For these reasons, the trial court judgment is vacated and this case is remanded to the trial court for further proceedings consistent with this opinion.
JUDGMENT VACATED; CASE REMANDED.
. Prior to the 1989 amendment, LSA-R.S. 23:1225(C)(1) stated as follows:
"C. (1) If an employee receives remuneration from: (a) benefits under the Louisiana worker’s compensation law, (b) old-age insurance benefits received under Title II of the Social Security Act to the extent not funded by the employee, (c) benefits under disability benefit plans in the proportion funded by an employer, and (d) any other worker’s compensation benefits, then compensation benefits under this Chapter shall be reduced, unless there is an agreement to the contrary between the employee and the employer liable for payment of the worker’s compensation benefit, so that the aggregate remuneration from (a) through (d) of this Subsection shall not exceed sixty-six and two-thirds percent of the average weekly wages of the employee at the time of the injury."

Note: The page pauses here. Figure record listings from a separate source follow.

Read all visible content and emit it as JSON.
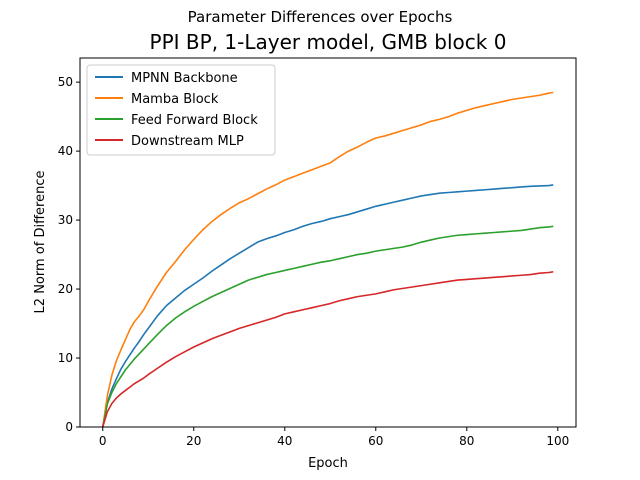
{
  "figure": {
    "suptitle": "Parameter Differences over Epochs"
  },
  "chart_data": {
    "type": "line",
    "title": "PPI BP, 1-Layer model, GMB block 0",
    "xlabel": "Epoch",
    "ylabel": "L2 Norm of Difference",
    "xlim": [
      -5,
      104
    ],
    "ylim": [
      0,
      53.5
    ],
    "xticks": [
      0,
      20,
      40,
      60,
      80,
      100
    ],
    "yticks": [
      0,
      10,
      20,
      30,
      40,
      50
    ],
    "grid": false,
    "legend": "top-left",
    "x": [
      0,
      1,
      2,
      3,
      4,
      5,
      6,
      7,
      8,
      9,
      10,
      12,
      14,
      16,
      18,
      20,
      22,
      24,
      26,
      28,
      30,
      32,
      34,
      36,
      38,
      40,
      42,
      44,
      46,
      48,
      50,
      52,
      54,
      56,
      58,
      60,
      62,
      64,
      66,
      68,
      70,
      72,
      74,
      76,
      78,
      80,
      82,
      84,
      86,
      88,
      90,
      92,
      94,
      96,
      98,
      99
    ],
    "series": [
      {
        "name": "MPNN Backbone",
        "color": "#1f77b4",
        "values": [
          0,
          3.5,
          5.5,
          7.0,
          8.4,
          9.5,
          10.5,
          11.5,
          12.4,
          13.4,
          14.3,
          16.1,
          17.6,
          18.7,
          19.8,
          20.7,
          21.6,
          22.6,
          23.5,
          24.4,
          25.2,
          26.0,
          26.8,
          27.3,
          27.7,
          28.2,
          28.6,
          29.1,
          29.5,
          29.8,
          30.2,
          30.5,
          30.8,
          31.2,
          31.6,
          32.0,
          32.3,
          32.6,
          32.9,
          33.2,
          33.5,
          33.7,
          33.9,
          34.0,
          34.1,
          34.2,
          34.3,
          34.4,
          34.5,
          34.6,
          34.7,
          34.8,
          34.9,
          34.95,
          35.0,
          35.1
        ]
      },
      {
        "name": "Mamba Block",
        "color": "#ff7f0e",
        "values": [
          0,
          4.5,
          7.5,
          9.6,
          11.2,
          12.7,
          14.2,
          15.3,
          16.1,
          17.0,
          18.2,
          20.4,
          22.4,
          24.0,
          25.7,
          27.2,
          28.6,
          29.8,
          30.8,
          31.7,
          32.5,
          33.1,
          33.8,
          34.5,
          35.1,
          35.8,
          36.3,
          36.8,
          37.3,
          37.8,
          38.3,
          39.2,
          40.0,
          40.6,
          41.3,
          41.9,
          42.2,
          42.6,
          43.0,
          43.4,
          43.8,
          44.3,
          44.6,
          45.0,
          45.5,
          45.9,
          46.3,
          46.6,
          46.9,
          47.2,
          47.5,
          47.7,
          47.9,
          48.1,
          48.4,
          48.5
        ]
      },
      {
        "name": "Feed Forward Block",
        "color": "#2ca02c",
        "values": [
          0,
          3.3,
          5.0,
          6.3,
          7.3,
          8.3,
          9.1,
          9.9,
          10.6,
          11.3,
          12.0,
          13.4,
          14.7,
          15.8,
          16.7,
          17.5,
          18.2,
          18.9,
          19.5,
          20.1,
          20.7,
          21.3,
          21.7,
          22.1,
          22.4,
          22.7,
          23.0,
          23.3,
          23.6,
          23.9,
          24.1,
          24.4,
          24.7,
          25.0,
          25.2,
          25.5,
          25.7,
          25.9,
          26.1,
          26.4,
          26.8,
          27.1,
          27.4,
          27.6,
          27.8,
          27.9,
          28.0,
          28.1,
          28.2,
          28.3,
          28.4,
          28.5,
          28.7,
          28.9,
          29.0,
          29.1
        ]
      },
      {
        "name": "Downstream MLP",
        "color": "#d62728",
        "values": [
          0,
          2.2,
          3.4,
          4.2,
          4.8,
          5.3,
          5.8,
          6.3,
          6.7,
          7.1,
          7.6,
          8.5,
          9.4,
          10.2,
          10.9,
          11.6,
          12.2,
          12.8,
          13.3,
          13.8,
          14.3,
          14.7,
          15.1,
          15.5,
          15.9,
          16.4,
          16.7,
          17.0,
          17.3,
          17.6,
          17.9,
          18.3,
          18.6,
          18.9,
          19.1,
          19.3,
          19.6,
          19.9,
          20.1,
          20.3,
          20.5,
          20.7,
          20.9,
          21.1,
          21.3,
          21.4,
          21.5,
          21.6,
          21.7,
          21.8,
          21.9,
          22.0,
          22.1,
          22.3,
          22.4,
          22.5
        ]
      }
    ]
  }
}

. LSA-R.S. 23:1225(C)(1), as amended in 1989, states as follows:
C. (1) If an employee receives remuneration from: (a) benefits under the Louisiana Worker’s Compensation Law, (b) old-age insurance benefits received under Title II of the Social Security Act to the extent not funded by an employee, (c) benefits under disability benefit plans in the proportion funded by an employer, or (d) any other worker’s compensation benefit, so that the aggregate remuneration from (a) through (d) of this Subsection shall not exceed sixty-six and two-thirds of his average weekly wage.